Another generalization of an unknown null is a disjunctive value (Grant & Minker, 1986), also known as an indefinite value (Liu & Sunderraman, 1990, 1991). A disjunctive value is a non-empty subset of the attribute domain. For example, an apple might be a McIntosh, a Granny Smith, or a Fuji apple. The disjunction can be exclusive (Ola, 1992) or inclusive (Homenda, 1991). If it is an exclusive disjunction, one and only one disjunct is the true value. If it is inclusive, then more than one disjunct can be the true value.

Exotic Incomplete Values

A maybe value is an attribute value that might or might not exist (Gessert, 1991). If it does exist, the value is known. For instance, we could store in our grocery database that the price of a packet of coffee creamer is maybe 10 cents. Coffee creamer packets are usually given away freely, and therefore the price attribute is inapplicable, but some stores sell the coffee creamer at a cost of 10 cents. A maybe tuple is similar to a maybe value, but the entire tuple might not be part of the relation (Liu & Sunderraman, 1991). Maybe tuples are produced when one disjunct of an inclusive disjunctive fact is found to be true.

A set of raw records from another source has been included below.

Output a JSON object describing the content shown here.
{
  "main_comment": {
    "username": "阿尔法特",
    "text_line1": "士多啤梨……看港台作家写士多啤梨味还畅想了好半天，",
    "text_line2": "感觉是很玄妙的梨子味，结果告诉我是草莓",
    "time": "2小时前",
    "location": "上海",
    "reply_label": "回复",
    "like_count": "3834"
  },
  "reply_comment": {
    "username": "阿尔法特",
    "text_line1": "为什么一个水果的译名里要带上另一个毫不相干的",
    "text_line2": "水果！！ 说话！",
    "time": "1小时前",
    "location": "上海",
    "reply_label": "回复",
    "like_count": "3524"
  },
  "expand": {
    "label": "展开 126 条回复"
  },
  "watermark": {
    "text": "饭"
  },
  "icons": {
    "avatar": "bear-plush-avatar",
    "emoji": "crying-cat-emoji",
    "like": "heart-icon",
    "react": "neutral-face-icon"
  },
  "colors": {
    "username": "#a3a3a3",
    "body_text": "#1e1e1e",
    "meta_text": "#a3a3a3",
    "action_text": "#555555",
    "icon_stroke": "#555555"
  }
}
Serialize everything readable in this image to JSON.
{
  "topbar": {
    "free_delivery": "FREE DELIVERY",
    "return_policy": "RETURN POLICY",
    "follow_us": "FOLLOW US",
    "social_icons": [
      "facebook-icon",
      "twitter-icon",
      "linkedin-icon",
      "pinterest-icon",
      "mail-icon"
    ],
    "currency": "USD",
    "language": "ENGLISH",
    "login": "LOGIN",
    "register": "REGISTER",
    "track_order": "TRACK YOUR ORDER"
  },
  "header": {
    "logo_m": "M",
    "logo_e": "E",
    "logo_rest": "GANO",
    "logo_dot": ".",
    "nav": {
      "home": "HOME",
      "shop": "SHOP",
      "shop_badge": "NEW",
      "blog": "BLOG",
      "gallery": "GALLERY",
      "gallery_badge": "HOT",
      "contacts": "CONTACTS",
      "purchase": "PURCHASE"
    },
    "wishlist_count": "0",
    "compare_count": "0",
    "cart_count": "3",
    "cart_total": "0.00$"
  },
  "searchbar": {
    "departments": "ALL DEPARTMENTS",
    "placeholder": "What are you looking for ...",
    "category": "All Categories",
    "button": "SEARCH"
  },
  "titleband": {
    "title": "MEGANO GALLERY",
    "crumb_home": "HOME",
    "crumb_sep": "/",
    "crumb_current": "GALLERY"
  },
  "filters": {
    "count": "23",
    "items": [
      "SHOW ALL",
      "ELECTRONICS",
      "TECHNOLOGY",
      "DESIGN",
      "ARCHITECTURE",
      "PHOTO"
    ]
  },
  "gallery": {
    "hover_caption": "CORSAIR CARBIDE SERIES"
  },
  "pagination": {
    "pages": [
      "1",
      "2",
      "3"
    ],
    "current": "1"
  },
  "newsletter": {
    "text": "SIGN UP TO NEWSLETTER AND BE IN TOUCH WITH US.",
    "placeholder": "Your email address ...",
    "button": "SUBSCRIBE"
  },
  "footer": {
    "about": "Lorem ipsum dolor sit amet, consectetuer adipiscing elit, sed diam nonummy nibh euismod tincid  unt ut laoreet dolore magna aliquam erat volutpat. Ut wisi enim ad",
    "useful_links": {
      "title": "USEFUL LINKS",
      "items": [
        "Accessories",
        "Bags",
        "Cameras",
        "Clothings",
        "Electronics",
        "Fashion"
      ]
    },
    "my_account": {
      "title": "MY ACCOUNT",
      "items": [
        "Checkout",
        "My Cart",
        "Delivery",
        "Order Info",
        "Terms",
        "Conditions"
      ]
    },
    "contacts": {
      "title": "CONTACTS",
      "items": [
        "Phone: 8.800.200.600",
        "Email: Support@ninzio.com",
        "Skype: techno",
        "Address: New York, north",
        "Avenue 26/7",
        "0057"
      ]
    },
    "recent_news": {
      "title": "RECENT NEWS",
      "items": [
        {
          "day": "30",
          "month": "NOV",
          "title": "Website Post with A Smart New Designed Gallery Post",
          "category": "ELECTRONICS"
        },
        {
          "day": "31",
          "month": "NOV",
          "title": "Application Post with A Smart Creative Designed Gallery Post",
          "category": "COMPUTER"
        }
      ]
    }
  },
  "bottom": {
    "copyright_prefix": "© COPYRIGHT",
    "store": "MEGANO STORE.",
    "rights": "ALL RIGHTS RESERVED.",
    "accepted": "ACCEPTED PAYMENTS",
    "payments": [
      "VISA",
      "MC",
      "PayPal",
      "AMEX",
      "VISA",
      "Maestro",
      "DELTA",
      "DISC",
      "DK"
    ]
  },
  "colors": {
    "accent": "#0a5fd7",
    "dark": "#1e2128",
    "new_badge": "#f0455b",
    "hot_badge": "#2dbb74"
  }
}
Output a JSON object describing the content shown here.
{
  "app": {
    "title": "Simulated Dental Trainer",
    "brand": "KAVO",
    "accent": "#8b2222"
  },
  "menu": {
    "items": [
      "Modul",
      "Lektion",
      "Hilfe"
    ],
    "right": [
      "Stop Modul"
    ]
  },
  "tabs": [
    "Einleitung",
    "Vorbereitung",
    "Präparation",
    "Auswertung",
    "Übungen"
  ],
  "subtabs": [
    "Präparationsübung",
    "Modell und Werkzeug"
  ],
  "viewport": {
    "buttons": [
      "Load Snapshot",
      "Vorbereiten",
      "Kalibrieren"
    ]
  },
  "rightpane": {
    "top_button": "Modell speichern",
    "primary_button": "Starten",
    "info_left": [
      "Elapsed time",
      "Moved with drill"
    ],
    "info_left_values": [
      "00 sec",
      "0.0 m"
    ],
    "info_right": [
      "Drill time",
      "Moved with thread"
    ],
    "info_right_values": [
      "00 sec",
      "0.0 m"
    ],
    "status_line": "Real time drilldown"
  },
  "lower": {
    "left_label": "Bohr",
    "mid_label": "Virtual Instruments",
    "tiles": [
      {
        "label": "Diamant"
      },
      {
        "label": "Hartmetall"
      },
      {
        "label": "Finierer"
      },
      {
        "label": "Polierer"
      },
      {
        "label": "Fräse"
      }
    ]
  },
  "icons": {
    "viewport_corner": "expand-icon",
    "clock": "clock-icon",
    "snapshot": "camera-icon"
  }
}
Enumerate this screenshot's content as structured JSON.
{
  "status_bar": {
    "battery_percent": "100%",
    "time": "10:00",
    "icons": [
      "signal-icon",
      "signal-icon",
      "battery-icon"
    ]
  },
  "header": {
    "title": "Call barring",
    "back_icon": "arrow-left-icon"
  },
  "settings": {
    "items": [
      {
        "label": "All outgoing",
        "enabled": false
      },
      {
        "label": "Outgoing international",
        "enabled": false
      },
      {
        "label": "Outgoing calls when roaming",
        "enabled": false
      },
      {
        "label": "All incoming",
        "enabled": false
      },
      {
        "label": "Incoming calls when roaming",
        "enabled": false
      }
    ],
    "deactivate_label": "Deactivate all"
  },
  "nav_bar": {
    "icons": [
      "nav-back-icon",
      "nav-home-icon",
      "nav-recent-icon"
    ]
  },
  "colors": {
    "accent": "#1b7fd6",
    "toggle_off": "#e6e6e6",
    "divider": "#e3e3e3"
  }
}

The other disjuncts become maybe tuples.

A combination of inclusive disjunctive and maybe information is open information. An open value indicates that an attribute of a particular tuple is under the open world assumption (Gottlob & Zicari, 1988). The attribute value may not exist, could be exactly one value, or could be many values. For example, in the employee database an open value could be used for Jill's previous employment history. This value means that Jill possibly had previous employment (this could be Jill's first job), Jill might have had one previous job, or Jill might have been employed many times previously. The open value covers all these possibilities.

A no information value is a combination of an open value and an unknown value (Zaniolo, 1984). The no information value restricts an open value to resemble an unknown value. A no information value might not exist, but if it does, then it is a single value that is unknown, rather than possibly many values.

A generalization of open information is possible information (Lipski, 1979). Possible information is an attribute value that has an undetermined existence. If it does exist, it could be multiple values from a subset of the attribute domain. For example, in an employee database, an employee's previous employment history could be narrowed to possibly two companies; she could have worked for both companies, only one, or neither. A special case of a possible attribute value is an open value (the subset is the domain itself). Another special case is a maybe value (the subset is a singleton set).

Probabilistic Values

A probabilistic value is a generalization of an exclusive disjunctive value. A probabilistic value is a set of alternatives, where each alternative has an associated probability that it is the attribute value (Barbará et al., 1992; Cavallo & Pittarelli, 1987). For example, in a grocery database, assume that we do not know the fat content of Spam exactly, but are 70% sure it is 50 grams and 30% sure that it is 45 grams. The fat content is a probabilistic data value; the value exists, it is a value from a known subset of the attribute domain, it is exactly one value, and we know that some alternatives are more likely than others. In some models, one of the members of the set of alternatives could be an unknown value, in which case the associated probability is distributed uniformly over the elements in the domain (Barbará et al., 1992). In other models the probability is at the tuple-level, indicating the likelihood that the tuple is a member of a relation (Gelenbe & Hebrail, 1986).

Possibilistic Values

Another variety of weighted incomplete information is a possibilistic or fuzzy set value. A possibilistic value is similar to a possible value. A fuzzy set is a set of possibilities. Each possibility is a maybe value, that is, it may belong to the set or it might not (Zadeh, 1989). The possibility that it does belong is given by a membership function (also known as the degree of membership). The degree is a value between 0 and 1 (inclusive). A fuzzy set can be an attribute value.